Correlation Between Dow Jones and SK Growth
Can any of the company-specific risk be diversified away by investing in both Dow Jones and SK Growth at the same time? Although using a correlation coefficient on its own may not help to predict future stock returns, this module helps to understand the diversifiable risk of combining Dow Jones and SK Growth into the same portfolio, which is an essential part of the fundamental portfolio management process.
By analyzing existing cross correlation between Dow Jones Industrial and SK Growth Opportunities, you can compare the effects of market volatilities on Dow Jones and SK Growth and check how they will diversify away market risk if combined in the same portfolio for a given time horizon. You can also utilize pair trading strategies of matching a long position in Dow Jones with a short position of SK Growth. Check out your portfolio center. Please also check ongoing floating volatility patterns of Dow Jones and SK Growth.
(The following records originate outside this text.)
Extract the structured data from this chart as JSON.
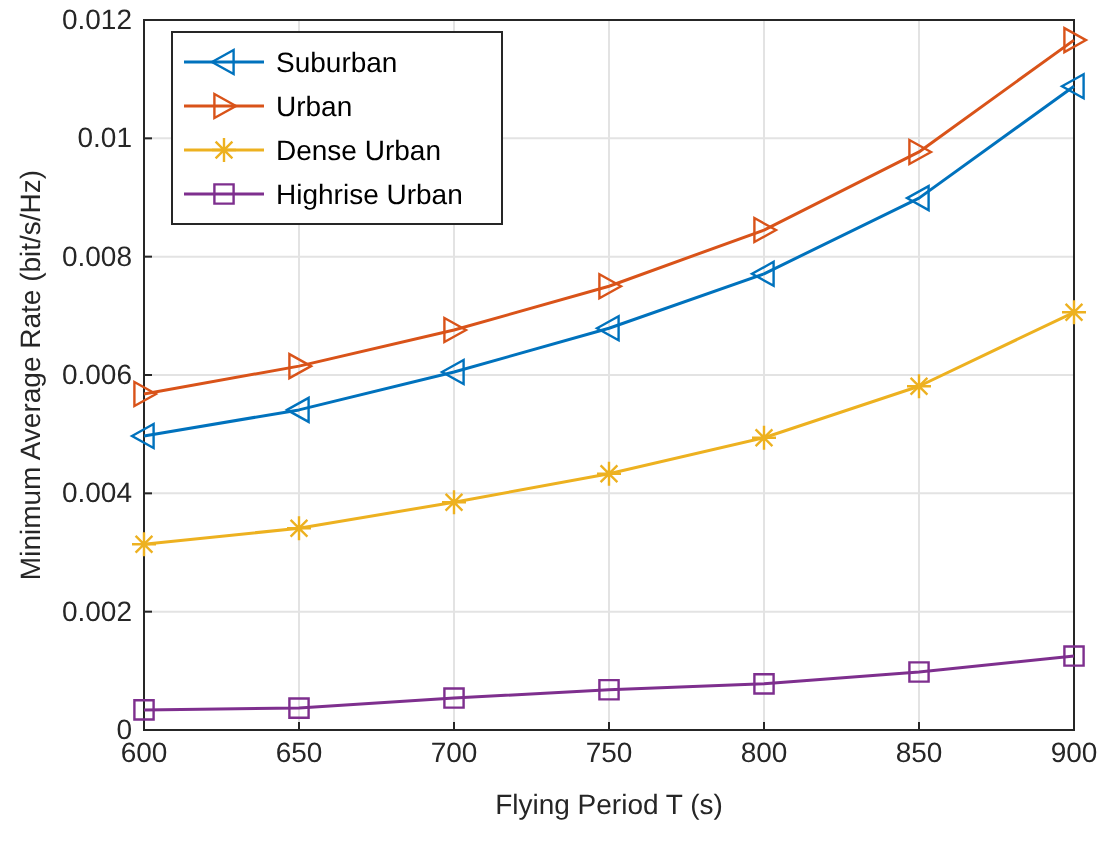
{
  "chart_data": {
    "type": "line",
    "xlabel": "Flying Period T (s)",
    "ylabel": "Minimum Average Rate (bit/s/Hz)",
    "x": [
      600,
      650,
      700,
      750,
      800,
      850,
      900
    ],
    "xlim": [
      600,
      900
    ],
    "xticks": [
      600,
      650,
      700,
      750,
      800,
      850,
      900
    ],
    "ylim": [
      0,
      0.012
    ],
    "yticks": [
      0,
      0.002,
      0.004,
      0.006,
      0.008,
      {
        "value": 0.01,
        "label": "0.01"
      },
      0.012
    ],
    "grid": true,
    "legend": "top left",
    "line_style": "solid",
    "series": [
      {
        "name": "Suburban",
        "color": "#0072bd",
        "marker": "triangle-left",
        "values": [
          0.00497,
          0.00541,
          0.00605,
          0.00679,
          0.00771,
          0.00899,
          0.01088
        ]
      },
      {
        "name": "Urban",
        "color": "#d95319",
        "marker": "triangle-right",
        "values": [
          0.00568,
          0.00615,
          0.00676,
          0.0075,
          0.00845,
          0.00977,
          0.01166
        ]
      },
      {
        "name": "Dense Urban",
        "color": "#edb120",
        "marker": "cross",
        "values": [
          0.00314,
          0.00341,
          0.00385,
          0.00433,
          0.00494,
          0.00581,
          0.00706
        ]
      },
      {
        "name": "Highrise Urban",
        "color": "#7e2f8e",
        "marker": "square",
        "values": [
          0.00034,
          0.00037,
          0.00054,
          0.00068,
          0.00078,
          0.00098,
          0.00125
        ]
      }
    ]
  }
}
Diversification Opportunities for Dow Jones and SK Growth
Very poor diversification
The 3 months correlation between Dow and SKGR is 0.8. Overlapping area represents the amount of risk that can be diversified away by holding Dow Jones Industrial and SK Growth Opportunities in the same portfolio, assuming nothing else is changed. The correlation between historical prices or returns on SK Growth Opportunities and Dow Jones is a relative statistical measure of the degree to which these equity instruments tend to move together. The correlation coefficient measures the extent to which returns on Dow Jones Industrial are associated (or correlated) with SK Growth. Values of the correlation coefficient range from -1 to +1, where. The correlation of zero (0) is possible when the price movement of SK Growth Opportunities has no effect on the direction of Dow Jones i.e., Dow Jones and SK Growth go up and down completely randomly.
Pair Corralation between Dow Jones and SK Growth
Assuming the 90 days trading horizon Dow Jones Industrial is expected to generate 1.74 times more return on investment than SK Growth. However, Dow Jones is 1.74 times more volatile than SK Growth Opportunities. It trades about 0.09 of its potential returns per unit of risk. SK Growth Opportunities is currently generating about 0.07 per unit of risk. If you would invest 3,755,792 in Dow Jones Industrial on September 14, 2024 and sell it today you would earn a total of 627,014 from holding Dow Jones Industrial or generate 16.69% return on investment over 90 days.
Time Period | 3 Months [change] |
Direction | Moves Together |
Strength | Strong |
Accuracy | 100.0% |
Values | Daily Returns |
Dow Jones Industrial vs. SK Growth Opportunities
Performance |
Timeline |
Dow Jones and SK Growth Volatility Contrast
Predicted Return Density |
Returns |
Dow Jones Industrial
Pair trading matchups for Dow Jones
SK Growth Opportunities
Pair trading matchups for SK Growth
Pair Trading with Dow Jones and SK Growth
The main advantage of trading using opposite Dow Jones and SK Growth positions is that it hedges away some unsystematic risk. Because of two separate transactions, even if Dow Jones position performs unexpectedly, SK Growth can make up some of the losses. Pair trading also minimizes risk from directional movements in the market. For example, if an entire industry or sector drops because of unexpected headlines, the short position in SK Growth will offset losses from the drop in SK Growth's long position.Dow Jones vs. Hurco Companies | Dow Jones vs. Tyson Foods | Dow Jones vs. MYR Group | Dow Jones vs. Cannae Holdings |
SK Growth vs. Four Leaf Acquisition | SK Growth vs. WinVest Acquisition Corp | SK Growth vs. Thunder Bridge Capital | SK Growth vs. Pearl Holdings Acquisition |
Check out your portfolio center.Note that this page's information should be used as a complementary analysis to find the right mix of equity instruments to add to your existing portfolios or create a brand new portfolio. You can also try the ETFs module to find actively traded Exchange Traded Funds (ETF) from around the world.